Semblable aux rues voisines jusqu’à la fin des années 1980, c’est notamment l’explosion des guest houses dans la rue Khao San au début des années 1990 qui a contribué à l’orientation massive d’une partie du quartier vers le commerce touristique (Howard, 2005). Initialement pensées, comme leur nom l’indique, comme un hébergement chez l’habitant·e, les guest houses désignent désormais des hôtels au coût relativement bas, orientés vers une clientèle jeune. Les petits établissements de moins de 15 chambres n’ont pas l’obligation de se déclarer et sont encore présents dans le quartier, tenus par des familles résidant sur place. L’offre d’hébergement touristique à Banglamphu s’est cependant rapidement diversifiée et co-existent aujourd’hui des maisons familiales proposant quelques chambres spartiates, des hôtels avec piscine, et des auberges de jeunesse aux dortoirs flambants neufs gérées par des propriétaires européen·ne·s. Pour de nombreux backpackers en Asie du Sud Est, l’étape à Bangkok est principalement logistique et peut se répéter au cours du voyage, pour prendre un avion ou faire une demande de visa. Venu·e·s d’Europe, d’Asie orientale ou encore d’Australie3, les backpackers se rendent ensuite vers les îles du sud de la Thaïlande, les montagnes du Nord, ou suivent des itinéraires relativement balisés sur la partie continentale de l’Asie du Sud Est (Cambodge, Laos, Vietnam, Birmanie). Le séjour dans la capitale thaïlandaise se concentre alors souvent dans le quartier de Banglamphu, appelé par les backpackers « Khao San », approprié comme un lieu familier, dans lequel la guest house constitue la centralité quasi domestique autour de laquelle graviter. La propension des backpackers à rester « entre soi » a amené de nombreux auteur·trice·s à parler de ce quartier comme une « enclave » ou un « ghetto » de backpackers (Gogia, 2006 ; Sørensen, 2003).
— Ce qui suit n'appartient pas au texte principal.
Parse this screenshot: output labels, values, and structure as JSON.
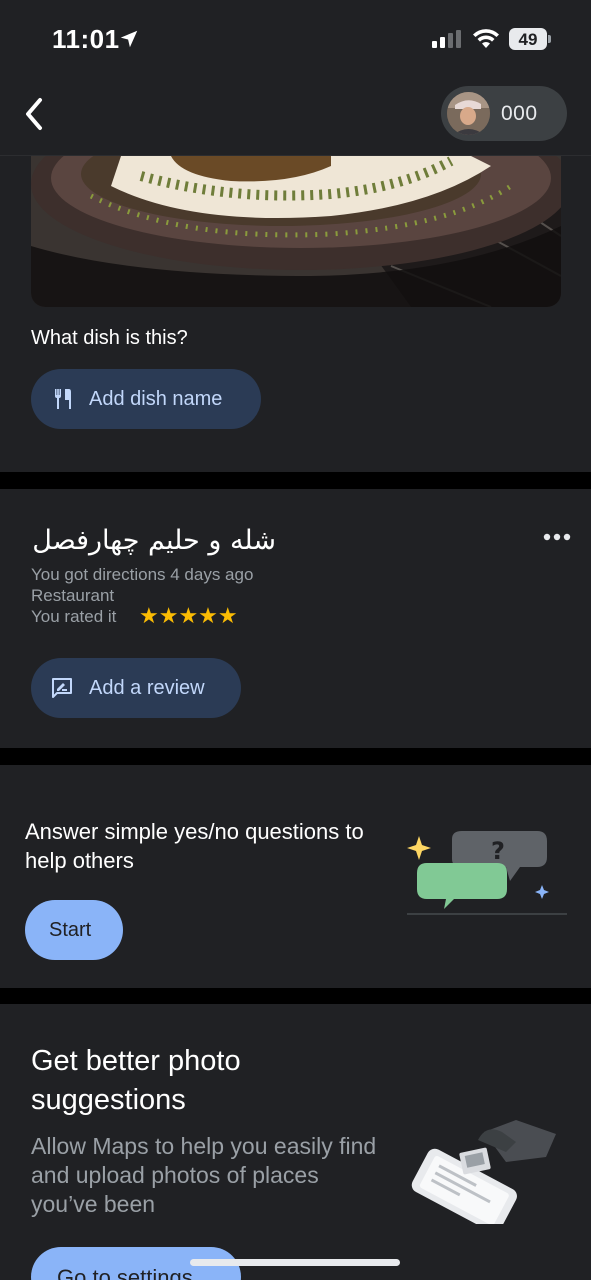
{
  "status_bar": {
    "time": "11:01",
    "battery_percent": "49"
  },
  "header": {
    "points": "000"
  },
  "dish_card": {
    "question": "What dish is this?",
    "add_dish_label": "Add dish name"
  },
  "place_card": {
    "name": "شله و حلیم چهارفصل",
    "directions_text": "You got directions 4 days ago",
    "category": "Restaurant",
    "rated_text": "You rated it",
    "rating_stars": "★★★★★",
    "rating_value": 5,
    "add_review_label": "Add a review"
  },
  "qa_card": {
    "prompt": "Answer simple yes/no questions to help others",
    "start_label": "Start"
  },
  "photo_card": {
    "title": "Get better photo suggestions",
    "body": "Allow Maps to help you easily find and upload photos of places you’ve been",
    "settings_label": "Go to settings"
  },
  "colors": {
    "background": "#202124",
    "separator": "#000000",
    "accent_blue": "#8ab4f8",
    "pill_bg": "#2b3b55",
    "star_yellow": "#fbbc04",
    "bubble_green": "#81c995"
  }
}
À la suite des travaux d’ Emmanuelle Peyvel et de Marie Gibert sur le quartier de backpackers de Pham Ngu Lao à Hô Chi Minh-Ville (Viêt-nam), je montre que cette offre hôtelière qui organise les sociabilités des touristes ne résume pas les dynamiques du quartier.

4. Sur Soi Chana, la plus ancienne des guest house sud-coréenne du quartier offrant un unique dortoir de 10 lits superposés (Le Bigot, 2015)

5. Carte du quartier peinte par un·e backpacker sur le mur d’une guest house (Le Bigot, 2015)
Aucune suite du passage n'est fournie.